The U.S. Supreme Court (last) Tuesday issued a green light for discrimination against American soldiers, sailors and Marines who are transgender — a decision that means the Trump administration can begin enforcing a heartless policy that will expel legions of patriots who have served their country well. Many new recruits will also be turned away.
The policy will upend the lives of potentially thousands of men and women in uniform and bring careers to a cruel and premature close. For many other troops, the policy means either having to relinquish their uniforms or having to hide their true gender identities.
Congress should demand the Trump administration reverse course on this pointless ban and restore the 2016 directive that permitted transgender troops to serve openly, seek ordinary medical care, and to do so as men or women regardless of the gender they were assigned at birth. The move had signaled progress and longoverdue acceptance into the mainstream not just for troops, but for the transgender community as a whole. Its devastating reversal will be just as broadly felt.
The Trump administration’s ban of transgender people in the military has been challenged in at least four federal courts and was put on hold while courts considered whether it was legal. The decision by the high court, on a 5-4 vote without any commentary, quashes a series of stays ordered by lower district courts and appellate courts, allowing the policy to take effect while litigation continues.
This course will only lead to instability. Since there’s a very real chance the policy will eventually be overturned, the administration should delay implementing it until its legal status is confirmed, as ordered last July by a panel of the 9th U.S. Circuit Court of Appeals.
“The district court’s preliminary injunction preserves the status quo, allowing transgender service members to serve in the military in their preferred gender and receive transition-related care,” the court reasoned. “Appellants ask this court to stay the preliminary injunction, pending the outcome of this appeal, in order to implement a new policy. Accordingly, a stay of the preliminary injunction would upend, rather than preserve, the status quo.”
Trump’s initial announcement, via tweet, that he planned to expel transgender troops and new recruits from the armed services took almost everyone by surprise — including then-Defense Secretary Jim Mattis. It was a blatant effort to pay political favors to the religious right and others in America who’ve increasingly targeted transgender individuals in recent years.
No short-term political gains from such a sop are worth such callous treatment of our troops.
Thousands of troops who serve our country loyally and effectively identify as transgender. The Obama rule allowed them to stop hiding that fact and, when necessary, seek medical and psychological care needed to remain healthy. Many military leaders told Congress that their presence in the military had not led to concerns about unit cohesion or military readiness. And when Mattis finally did put Trump’s order into a new policy, it was a softer, somewhat kinder approach than the president’s bare-boned discriminatory version.
Mattis’ memorandum argued that paying for medical care for transgender troops is too high, and that troops who are diagnosed with profound unease with their birth gender are too fragile and too troubled to remain in the service. But cost estimates for the care put the average annual cost across all transgender troops at only hundreds of dollars. And as for the idea that troops who transition are inherently unfit for service, the long record of professionalism among the thousands of troops who are already in the services suggests otherwise.
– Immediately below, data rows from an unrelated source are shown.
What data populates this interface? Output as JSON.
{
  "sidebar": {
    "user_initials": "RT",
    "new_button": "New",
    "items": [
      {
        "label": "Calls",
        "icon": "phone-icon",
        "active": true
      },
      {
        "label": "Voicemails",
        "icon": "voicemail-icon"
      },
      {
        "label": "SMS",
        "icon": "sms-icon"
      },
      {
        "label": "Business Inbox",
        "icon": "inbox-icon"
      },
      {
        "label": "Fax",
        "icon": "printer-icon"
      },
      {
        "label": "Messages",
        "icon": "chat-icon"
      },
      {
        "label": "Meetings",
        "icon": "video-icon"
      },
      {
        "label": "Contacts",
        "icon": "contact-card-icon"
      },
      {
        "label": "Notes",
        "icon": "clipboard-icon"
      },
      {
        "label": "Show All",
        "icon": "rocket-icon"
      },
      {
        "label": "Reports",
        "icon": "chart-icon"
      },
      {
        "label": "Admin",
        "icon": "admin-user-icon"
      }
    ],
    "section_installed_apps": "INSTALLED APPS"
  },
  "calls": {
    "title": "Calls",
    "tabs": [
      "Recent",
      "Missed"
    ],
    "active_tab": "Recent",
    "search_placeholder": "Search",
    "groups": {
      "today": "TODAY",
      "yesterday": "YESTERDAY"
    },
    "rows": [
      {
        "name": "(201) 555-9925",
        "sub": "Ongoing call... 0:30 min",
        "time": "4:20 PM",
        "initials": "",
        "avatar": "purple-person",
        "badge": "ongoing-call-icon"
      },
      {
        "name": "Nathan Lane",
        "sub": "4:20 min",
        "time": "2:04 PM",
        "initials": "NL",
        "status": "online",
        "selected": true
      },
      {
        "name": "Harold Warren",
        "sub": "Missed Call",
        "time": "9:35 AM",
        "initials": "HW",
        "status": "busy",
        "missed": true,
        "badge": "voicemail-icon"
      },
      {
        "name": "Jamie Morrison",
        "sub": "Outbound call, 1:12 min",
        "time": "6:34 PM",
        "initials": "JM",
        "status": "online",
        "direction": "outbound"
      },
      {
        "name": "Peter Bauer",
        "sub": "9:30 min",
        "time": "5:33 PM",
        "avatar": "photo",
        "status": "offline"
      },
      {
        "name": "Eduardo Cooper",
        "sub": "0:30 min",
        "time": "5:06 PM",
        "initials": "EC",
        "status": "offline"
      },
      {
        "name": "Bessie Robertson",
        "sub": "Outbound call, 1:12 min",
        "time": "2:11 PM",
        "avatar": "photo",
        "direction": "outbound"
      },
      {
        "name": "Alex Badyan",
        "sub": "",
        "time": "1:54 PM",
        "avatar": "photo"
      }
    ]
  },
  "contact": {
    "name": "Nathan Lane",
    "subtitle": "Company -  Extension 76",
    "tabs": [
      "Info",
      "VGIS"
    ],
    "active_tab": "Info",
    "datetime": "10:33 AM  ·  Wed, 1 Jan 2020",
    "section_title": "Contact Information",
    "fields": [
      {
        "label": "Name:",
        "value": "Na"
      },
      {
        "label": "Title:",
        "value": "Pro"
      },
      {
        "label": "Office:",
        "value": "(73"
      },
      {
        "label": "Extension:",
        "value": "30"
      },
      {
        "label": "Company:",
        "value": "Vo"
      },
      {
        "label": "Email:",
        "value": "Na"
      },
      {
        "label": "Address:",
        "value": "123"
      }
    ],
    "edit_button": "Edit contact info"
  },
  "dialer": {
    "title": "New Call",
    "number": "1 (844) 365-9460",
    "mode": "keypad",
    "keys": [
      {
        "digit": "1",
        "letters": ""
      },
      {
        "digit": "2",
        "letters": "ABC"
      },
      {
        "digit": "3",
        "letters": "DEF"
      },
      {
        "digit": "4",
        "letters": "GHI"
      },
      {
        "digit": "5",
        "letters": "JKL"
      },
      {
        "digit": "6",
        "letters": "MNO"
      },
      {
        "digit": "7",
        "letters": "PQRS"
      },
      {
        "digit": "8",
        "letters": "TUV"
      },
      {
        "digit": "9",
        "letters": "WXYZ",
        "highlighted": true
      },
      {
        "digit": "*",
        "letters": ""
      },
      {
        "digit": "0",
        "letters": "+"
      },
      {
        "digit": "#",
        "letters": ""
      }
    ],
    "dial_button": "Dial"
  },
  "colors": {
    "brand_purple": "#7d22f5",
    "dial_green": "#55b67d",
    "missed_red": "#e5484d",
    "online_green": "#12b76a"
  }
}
Obviously some cases will present challenges that would put personnel out of fighting form for too long, or could require more than easily available care. In those cases, as in any medical discharge determination, individual facts will lead to case-by-case decisions. But a blanket decision rendering a whole class of personnel unfit to serve is, at its core, discriminatory — and badly mistaken.
This official marginalization of transgender troops should be rescinded. At the very least, it should be sidelined until the courts can finish their scrutiny.